[Bristol-Birds] Northern Goshawk (Greene Co., TN)

  • From: Alice Loftin / Don Miller <pandion@xxxxxxxxxxxxxx>
  • To: TN-bird@xxxxxxxxxxxxx, bristol-birds@xxxxxxxxxxxxx, butternuts@xxxxxxxxxxxxxxx
  • Date: Mon, 20 Feb 2012 23:05:30 -0500 (EST)

February 20, 2012 

At about 2:30 p.m. today, I observed a Northern Goshawk juvenile in 
Greeneville. 

I encountered the bird while driving west along Bohannon Avenue. My first view 
was a brief one as it lit in a tree at least a hundred yards away. Other than 
the accipiter shape and relatively pale golden-brown upperparts, I saw no 
details. 

I turned the car around for a better look and got out with binoculars, by which 
time the bird had taken flight and was moving over me in direct flight. I 
noticed the long, broad wings and short-looking tail. The impression was 
vaguely like a buteo, but obviously not one. The underparts were streaked, but 
not heavily. 

For the next minute or so, I watched the bird in flight with binoculars and 
observed its wingbeats, overall shape from several angles, and undertail 
coverts. The flight style was slower than that of a Cooper's Hawk and was 
somewhat like that of a gull or a Short-eared Owl--that is, the wingbeats were 
rather deep. The effect was definitely not like anything I have ever observed 
with a Cooper's Hawk. As it circled and moved away from me to the southwest, I 
confirmed my initial impression of the wing-to-tail ratio.

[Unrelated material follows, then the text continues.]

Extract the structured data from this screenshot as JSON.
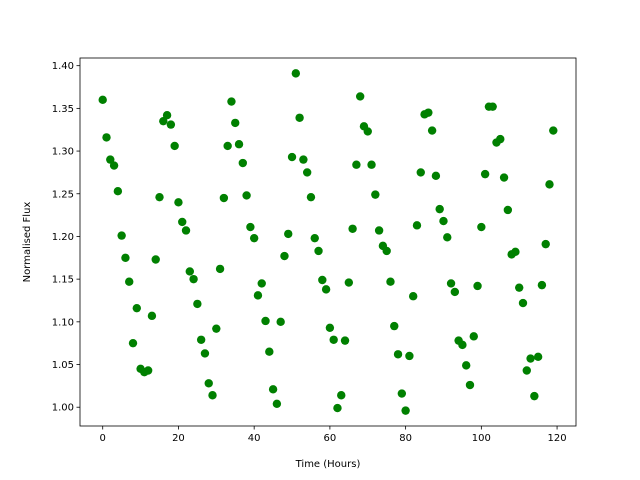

Several times, I saw 
the bird's very long, puffy undertail coverts flare prominently beyond the 
sides of the tail. 

Occasionally over the last fifteen years or so, I have been given vague reports 
of goshawks in Greene County, but none that included any significant details. 
When I updated the Greene County list in 2005, I did not include the species. 
Thus, today's record appears to represent a first for the county.